He trabajado muy duro para pensar cómo se lleva el poder a las comunidades, y realmente creo que la educación es la oportunidad número uno. He trabajado en educación durante los últimos 18 años, comenzando como maestra de secundaria y luego estudiando una maestría en Política Pública porque reconocí que lo que estaba sucediendo en mi salón de clases donde enseñaba era realmente el resultado de una falla sistémica.
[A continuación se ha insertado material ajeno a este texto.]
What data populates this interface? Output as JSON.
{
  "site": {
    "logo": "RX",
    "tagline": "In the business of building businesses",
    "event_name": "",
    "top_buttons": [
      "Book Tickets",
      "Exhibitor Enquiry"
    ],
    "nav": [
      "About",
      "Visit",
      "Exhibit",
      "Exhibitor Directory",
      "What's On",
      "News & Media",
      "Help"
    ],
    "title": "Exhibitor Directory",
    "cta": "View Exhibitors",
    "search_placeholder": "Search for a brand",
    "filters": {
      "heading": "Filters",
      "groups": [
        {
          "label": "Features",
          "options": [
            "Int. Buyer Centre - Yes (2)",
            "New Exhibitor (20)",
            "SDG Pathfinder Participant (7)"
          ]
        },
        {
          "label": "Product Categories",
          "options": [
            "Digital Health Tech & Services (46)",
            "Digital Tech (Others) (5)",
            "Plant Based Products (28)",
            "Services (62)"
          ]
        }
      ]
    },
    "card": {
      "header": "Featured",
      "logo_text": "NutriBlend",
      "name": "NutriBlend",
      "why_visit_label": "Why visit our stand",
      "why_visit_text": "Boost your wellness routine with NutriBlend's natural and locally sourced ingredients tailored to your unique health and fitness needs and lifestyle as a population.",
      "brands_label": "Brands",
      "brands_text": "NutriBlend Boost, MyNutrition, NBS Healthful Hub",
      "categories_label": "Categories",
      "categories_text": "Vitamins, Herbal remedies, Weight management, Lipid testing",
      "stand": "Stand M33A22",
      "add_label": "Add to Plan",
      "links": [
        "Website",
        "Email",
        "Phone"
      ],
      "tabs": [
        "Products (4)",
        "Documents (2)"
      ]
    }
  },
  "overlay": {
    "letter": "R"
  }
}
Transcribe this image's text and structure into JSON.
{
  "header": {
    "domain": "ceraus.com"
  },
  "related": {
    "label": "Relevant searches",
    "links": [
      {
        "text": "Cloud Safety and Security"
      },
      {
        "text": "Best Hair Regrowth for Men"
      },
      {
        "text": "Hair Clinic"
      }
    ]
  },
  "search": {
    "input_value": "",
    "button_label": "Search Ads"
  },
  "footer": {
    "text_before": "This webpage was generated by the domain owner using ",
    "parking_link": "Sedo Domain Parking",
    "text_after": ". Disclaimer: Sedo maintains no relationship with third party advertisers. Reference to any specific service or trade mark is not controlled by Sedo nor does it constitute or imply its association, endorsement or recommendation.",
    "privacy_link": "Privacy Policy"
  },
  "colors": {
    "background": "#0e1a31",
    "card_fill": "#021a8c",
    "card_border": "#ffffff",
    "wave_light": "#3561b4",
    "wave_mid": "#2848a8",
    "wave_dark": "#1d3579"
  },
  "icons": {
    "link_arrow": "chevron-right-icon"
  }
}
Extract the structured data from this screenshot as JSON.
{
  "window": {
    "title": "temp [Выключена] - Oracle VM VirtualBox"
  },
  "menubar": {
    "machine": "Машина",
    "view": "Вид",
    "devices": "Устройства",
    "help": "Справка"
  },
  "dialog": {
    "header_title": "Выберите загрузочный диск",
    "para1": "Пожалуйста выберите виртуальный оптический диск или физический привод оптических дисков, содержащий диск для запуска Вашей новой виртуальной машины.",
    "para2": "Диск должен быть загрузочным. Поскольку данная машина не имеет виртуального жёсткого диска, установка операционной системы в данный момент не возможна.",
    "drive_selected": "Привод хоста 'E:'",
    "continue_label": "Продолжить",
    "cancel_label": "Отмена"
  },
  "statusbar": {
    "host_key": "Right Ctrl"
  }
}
Así que pensé que, si iba y obtenía mi maestría en Política Pública, podría ver cómo influir en la educación a nivel sistémico. He desempeñado muchos papeles durante los últimos 18 años, comenzando como maestra, pero luego trabajando en el distrito con Marlene Canter, quien fue presidenta de la junta escolar [de LAUSD]. Yo era su directora de Asuntos Comunitarios.

SU: También es usted una madre en el distrito ahora. ¿Cuántos hijos tiene y dónde están en la escuela?

Allison: Tengo dos hijos, definitivamente la mayor fuente de orgullo para mí. Mi hija, Miri, tiene 9 años, y está en cuarto grado y mi hijo Leo tiene 7 años, y él está en segundo. Asisten a Franklin Avenue Elementary, que es nuestra escuela de vecindario en Los Feliz. Hemos tenido maestros increíbles cada año, lo que en cualquier escuela es bastante inusual. La comunidad es una parte de la riqueza de la escuela. El hecho de que podamos caminar a la escuela es tan inusual en L.A.

SU: ¿Busco como muchos padres lo hacen o sabía o se mudó a esa área para la escuela?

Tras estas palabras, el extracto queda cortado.